The second part of this pastoral problem that you mentioned is these persons in parish ministries. Indeed, if they do not believe the Church teaching regarding “love, marriage and birth control”, then how CAN they transmit the faith that the Roman Catholic Church is the one true, holy, and apostolic Church? If deacons, teachers etc. do not believe this, then what ARE they teaching our young Catholic people and sincere enquirers? How can they counsel the young and not-so-young in their difficulties with chastity, marriage, and faithfulness to their spouses and God? If they don’t believe these teachings of the Church regarding contraception, marriage, and chastity, what else do they not believe in the Church? Why do they remain in the Catholic Church and do harm? I recall reading an article years and years ago in which the author wrote words along the lines that if we took all the theologians who led Catholics astray by their erroneous and rebellious theories and teachings, they would fit into a phone booth, but if you took the persons who influenced Catholics to leave the Church to join fundamentalist churches, you would need a football field to fit them in (if memory serves me correctly, the comparison the author was making was along these lines). So, now to my mind, we have the third group leading Catholics astray: wolves in sheep’s clothing who remain and set a poor example of authentic Catholic Christian living, and teaching, as you phrase it so very well, “a cafeteria pseudo-Catholicism especially regarding sexuality and the teaching authority of the Church.” What harm this does for years to come!

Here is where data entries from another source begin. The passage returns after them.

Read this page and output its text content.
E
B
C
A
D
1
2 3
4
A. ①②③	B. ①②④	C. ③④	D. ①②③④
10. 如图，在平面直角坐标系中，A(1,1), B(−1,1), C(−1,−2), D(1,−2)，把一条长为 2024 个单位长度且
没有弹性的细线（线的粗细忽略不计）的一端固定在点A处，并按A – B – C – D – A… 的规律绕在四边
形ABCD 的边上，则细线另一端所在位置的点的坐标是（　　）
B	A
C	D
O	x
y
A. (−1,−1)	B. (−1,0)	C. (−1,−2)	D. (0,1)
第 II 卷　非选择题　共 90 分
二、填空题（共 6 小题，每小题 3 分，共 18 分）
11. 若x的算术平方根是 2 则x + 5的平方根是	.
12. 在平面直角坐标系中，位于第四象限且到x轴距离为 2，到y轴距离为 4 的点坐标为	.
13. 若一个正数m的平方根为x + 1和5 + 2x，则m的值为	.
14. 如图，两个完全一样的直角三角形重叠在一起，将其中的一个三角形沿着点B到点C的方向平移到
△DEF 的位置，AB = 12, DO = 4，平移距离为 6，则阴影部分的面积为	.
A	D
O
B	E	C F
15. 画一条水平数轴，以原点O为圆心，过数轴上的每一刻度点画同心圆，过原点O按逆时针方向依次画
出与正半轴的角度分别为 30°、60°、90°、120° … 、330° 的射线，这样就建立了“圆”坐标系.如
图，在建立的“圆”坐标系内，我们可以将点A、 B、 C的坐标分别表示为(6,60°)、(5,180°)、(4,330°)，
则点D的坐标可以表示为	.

So, I attend Mass and although I pray as I line up to receive the Eucharist, I am also aware that many, many people lining up do NOT believe in the Real Presence, as a Priest once said during a Homily (this holy Priest most certainly did believe in the Real Presence). Now, I am cognizant of the fact that perhaps the Deacon or Eucharistic Minister has disregarded authentic Church teaching and has been sterilized. To me, this raises a “flag” that this person may disregard other Catholic beliefs also, and this always strikes me as a sign of rebellion and pride – pride that they know better than the teaching authority of the Magisterium. No, we have no reassurances that Eucharistic Ministers, lectors, teachers, or anyone involved in Parish ministries are practicing and believing Roman Catholics.
Yes, we’ve had liturgical renewal and the so-called “Charismatic Renewal”; Parish Councils; seminars for the laity, etc. etc., but now after reading and pondering what you have written regarding authentic renewal in the Church, I would have to say that it can’t be put any better than the way you have written it, and here again, I must quote you in this weeks blog: “I think that an important aspect of authentic renewal in the Church is going to be the realization at the practical level that the Church is a faith community in which its members should be able to safely assume that its representatives believe and practice what the Church actually teaches.” Thank you, John, for writing on this and I pray that those reading would also deeply reflect on what you’ve written, pray about it, and share with others.